今回の患者さんも同じように、原因不明の咳と熱に悩まされているようです。

謎のせきと発熱の意外な正体

高齢となった義母と同居することになったので、古いけど広めの中古住宅を購入し、引っ越した42歳の主婦。

引越してから原因不明の咳と熱に、悩まされるようになります。

はじめは風邪かな・・と思って様子をみていると、やがて改善するのですが、すぐにまた咳と熱がでてきます。

ハウスダスト・・、疲れ・・、ストレス・・など、原因となることが、次々と頭をよぎりますが、原因がはっきりしません。

クリーニング屋のパートもあることから身体をだましながら、なんとか頑張ってきましたが、やがて立ち上がれないほどになってしまいました。

●問診データ
最初に熱がでたのが引っ越し前の夏。その後、毎月のように、熱と咳がでたりしてました。

その間隔は、引っ越してから狭くなり、体重も今年に入ってから、4kg減りました。寝ている間に寝汗をかくことがあります。

入院中の検査では、胸部・腹部のCT検査、血液検査は異常なし。一度退院しましたが、4日後にまた熱がでて再入院しました。

宮本智子(42歳)の基礎データ
・体温 39.0℃血圧 138/72
・脈拍 98/回
・呼吸数 20回/分
・SpO2 94%

ミスター総合診断医 名古屋大学医学部 鈴木富雄先生が病名解明へと研修医を導いてくれます。

ファーストカンファレンス

3人の研修医の診断は、過敏性肺臓炎。過敏性肺臓炎は、カビやペットの毛など特定の物質を、吸い込むことで起こるアレルギー性の肺炎です。

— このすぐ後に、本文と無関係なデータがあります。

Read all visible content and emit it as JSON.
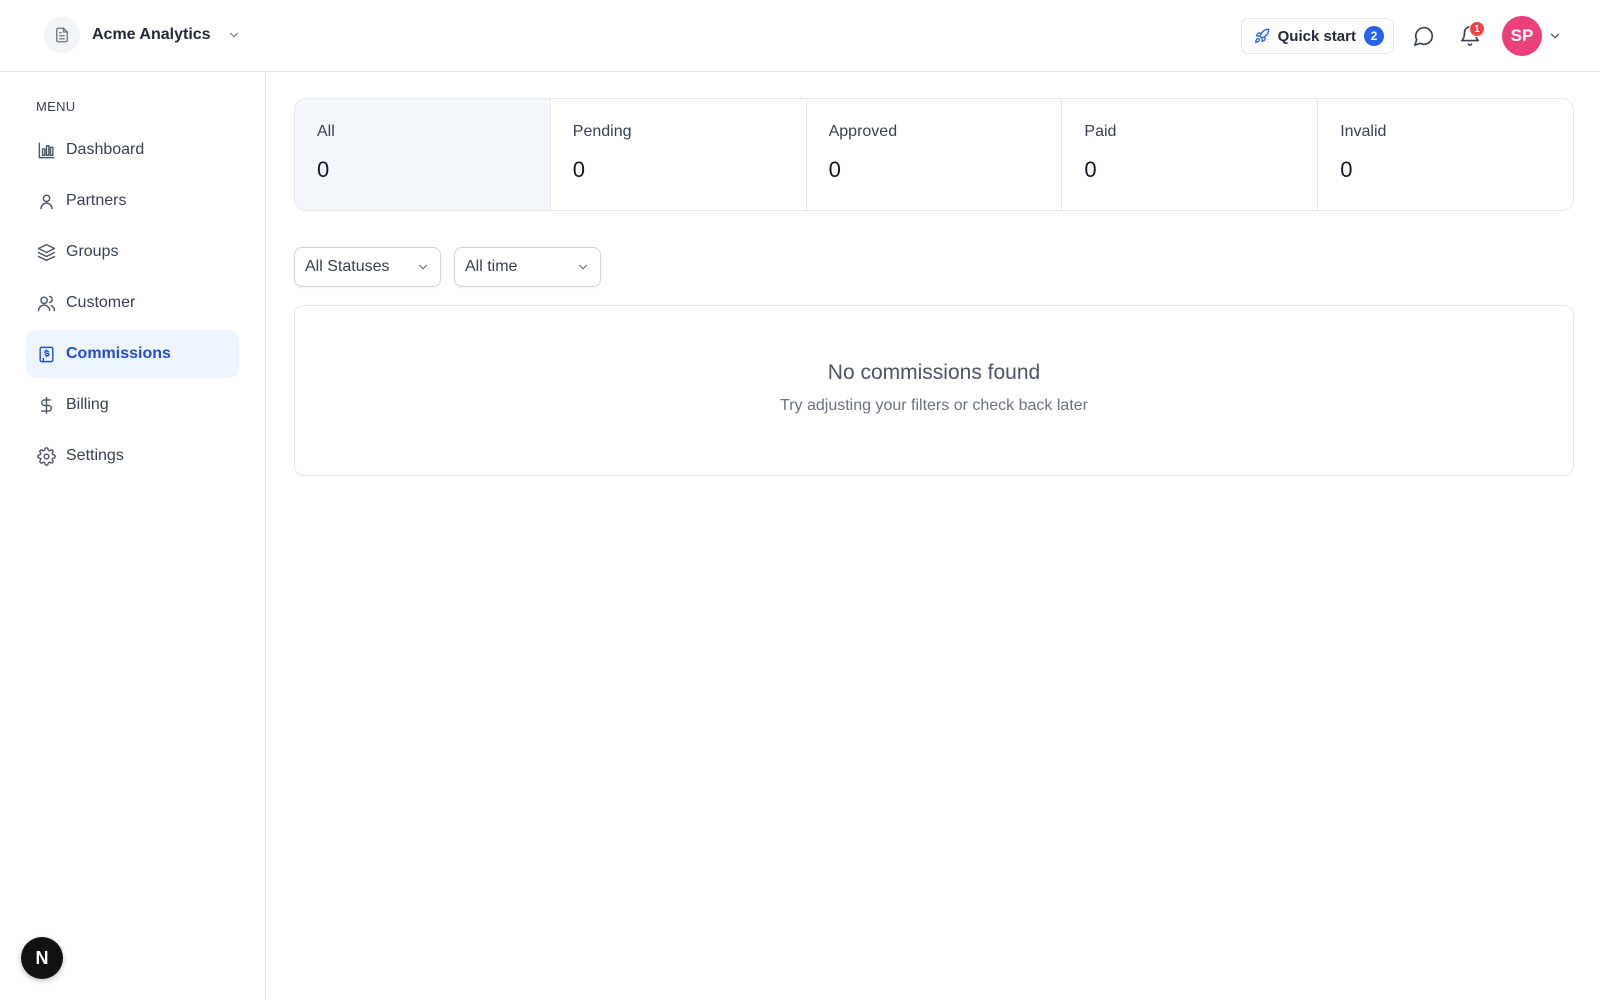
{
  "header": {
    "org_name": "Acme Analytics",
    "quick_start_label": "Quick start",
    "quick_start_count": "2",
    "notification_count": "1",
    "avatar_initials": "SP",
    "accent_color": "#2563eb",
    "avatar_color": "#ec407a"
  },
  "sidebar": {
    "menu_label": "MENU",
    "items": [
      {
        "label": "Dashboard",
        "icon": "bar-chart-icon"
      },
      {
        "label": "Partners",
        "icon": "user-icon"
      },
      {
        "label": "Groups",
        "icon": "layers-icon"
      },
      {
        "label": "Customer",
        "icon": "users-icon"
      },
      {
        "label": "Commissions",
        "icon": "commission-icon",
        "active": true
      },
      {
        "label": "Billing",
        "icon": "dollar-icon"
      },
      {
        "label": "Settings",
        "icon": "gear-icon"
      }
    ],
    "next_badge": "N"
  },
  "stats": [
    {
      "label": "All",
      "value": "0",
      "active": true
    },
    {
      "label": "Pending",
      "value": "0"
    },
    {
      "label": "Approved",
      "value": "0"
    },
    {
      "label": "Paid",
      "value": "0"
    },
    {
      "label": "Invalid",
      "value": "0"
    }
  ],
  "filters": {
    "status": "All Statuses",
    "time": "All time"
  },
  "empty_state": {
    "title": "No commissions found",
    "subtitle": "Try adjusting your filters or check back later"
  }
}
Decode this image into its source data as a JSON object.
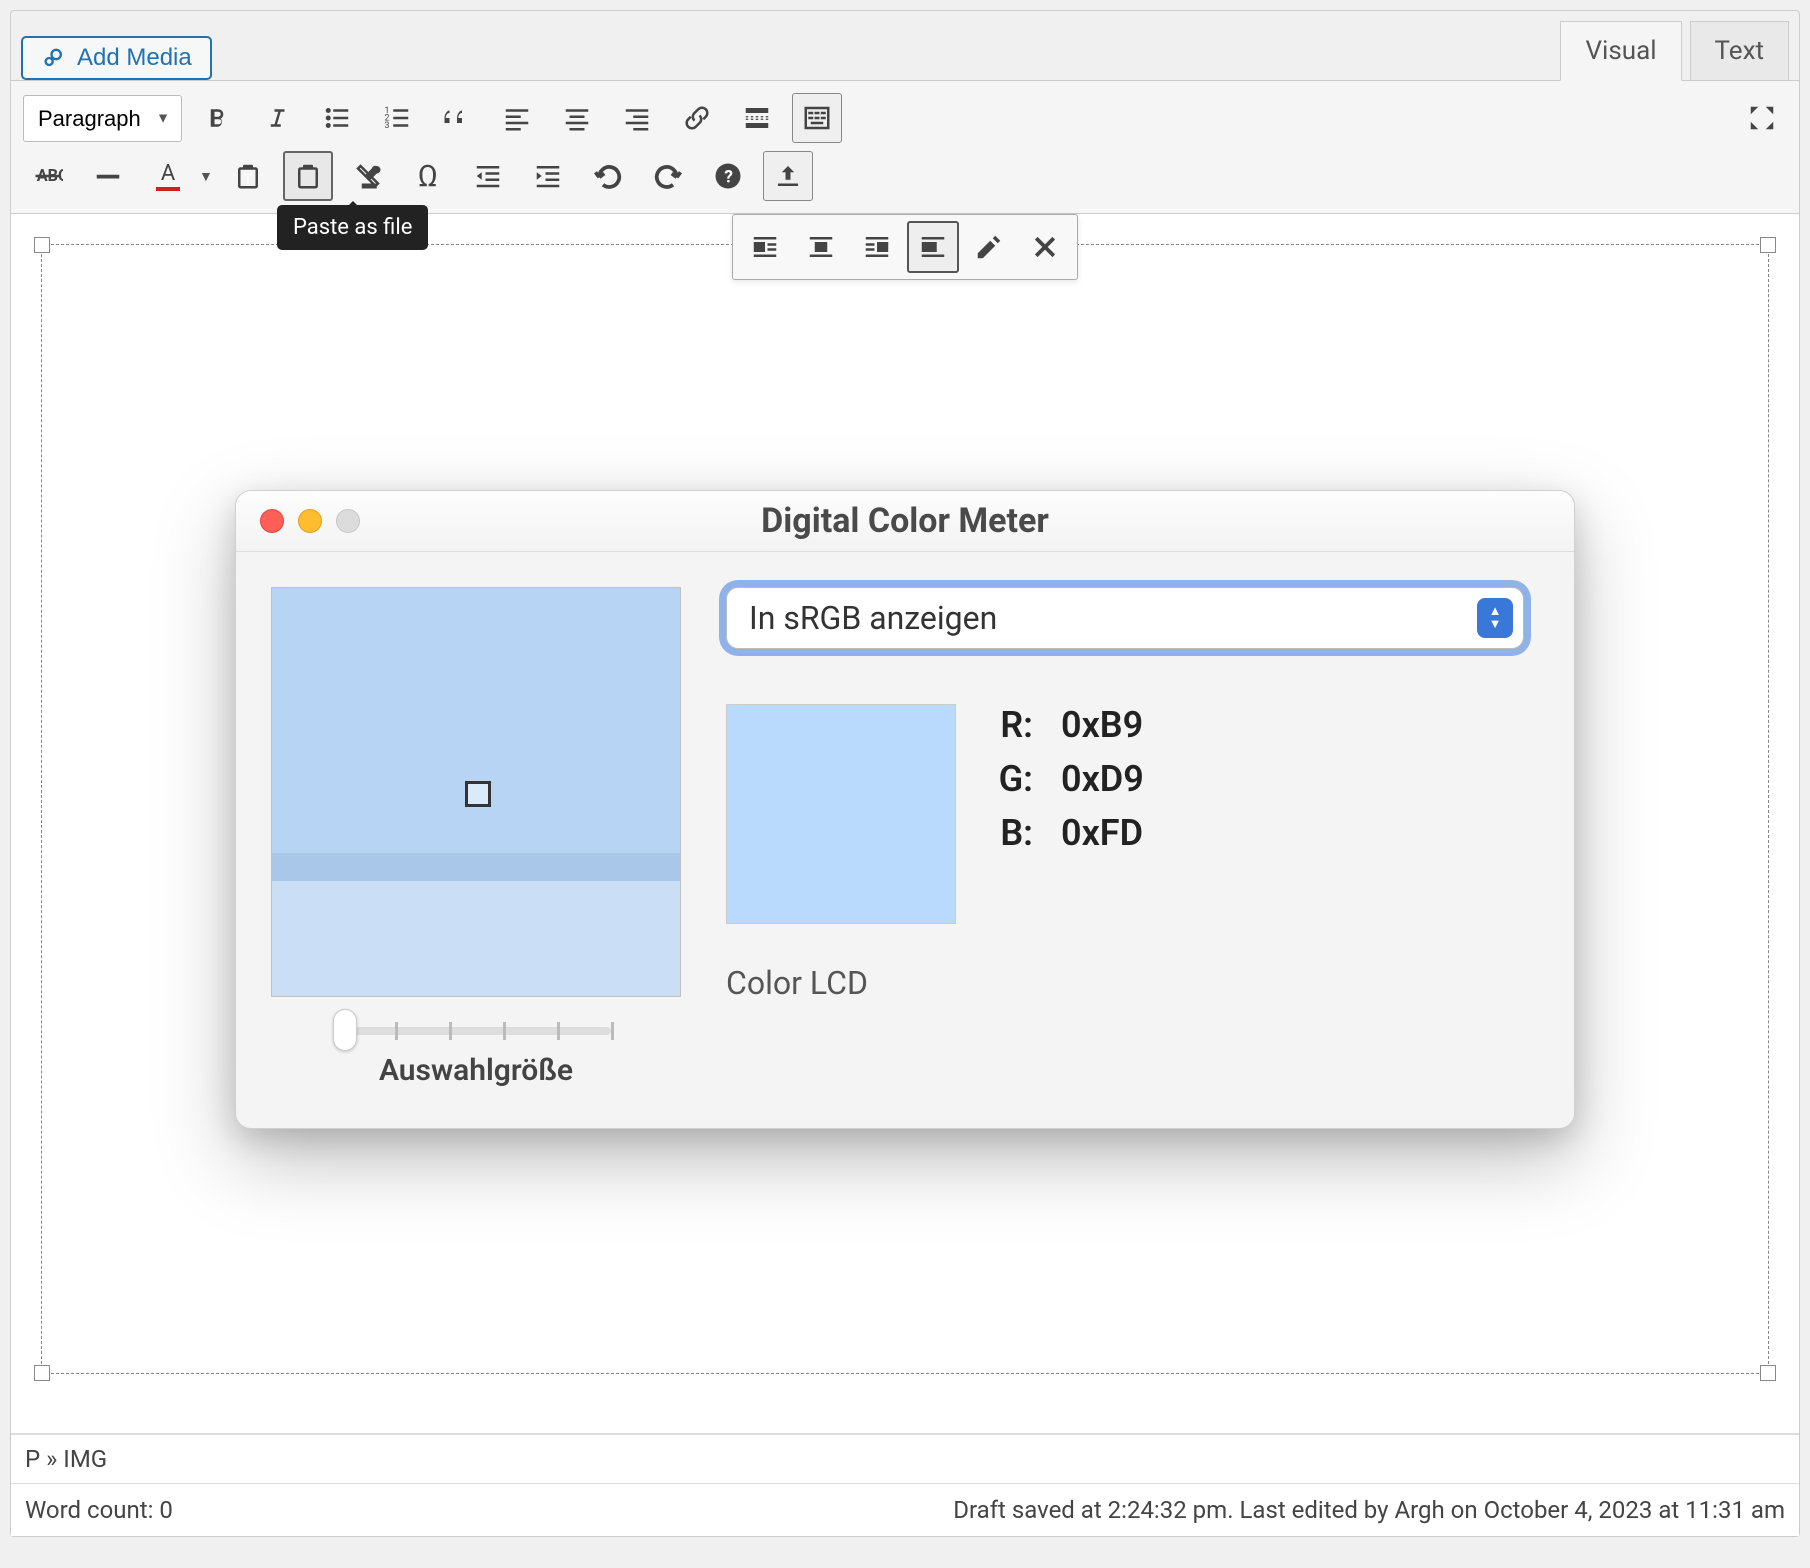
{
  "addMediaLabel": "Add Media",
  "tabs": {
    "visual": "Visual",
    "text": "Text"
  },
  "formatSelect": "Paragraph",
  "tooltip": "Paste as file",
  "macWindow": {
    "title": "Digital Color Meter",
    "dropdownValue": "In sRGB anzeigen",
    "rgb": {
      "rLabel": "R:",
      "rValue": "0xB9",
      "gLabel": "G:",
      "gValue": "0xD9",
      "bLabel": "B:",
      "bValue": "0xFD"
    },
    "displayName": "Color LCD",
    "sliderLabel": "Auswahlgröße"
  },
  "pathBar": "P » IMG",
  "statusBar": {
    "wordCountLabel": "Word count: ",
    "wordCount": "0",
    "saveStatus": "Draft saved at 2:24:32 pm. Last edited by Argh on October 4, 2023 at 11:31 am"
  }
}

しかし、いつも起きずに間隔をおいて発病していることからこれは、考えにくいと判断されました。

セカンドカンファレンス

悪性リンパ腫・・リンパ球がガン化し異常に増え続ける
ホジキンリンパ腫・・数日単位で熱が上がったり下がったりを繰り返す
多発性血管炎性肉芽種・・鼻、目、上気道、肺にある細い血管が炎症を起こす。

着目点は、熱の間隔がどんどん狭くなってきていること。つまり、病気がどんどん進行していることを意味します。

胸部レントゲンには影がないのに、spO2は94%(低酸素)と低いことから、呼吸器系の問題であると絞りこまれました。

問題点を整理したところ
①ガス交換がうまくいってない
②肺に影はない
③呼吸音の雑音もない
ことから、肺の血流を詰まらせる病気と絞り込まれました。

最終診断・・血管内リンパ腫

悪性リンパ腫の一つで、ガン化し増え続けたリンパ球が細い血管内にとどまり血流を妨げるます。その結果、肺や腎臓、ひ臓などの機能が低下します。

●治療法
治療は、新しい抗癌剤の開発により、多くの患者さんが普通の生活を取り戻しているそうです。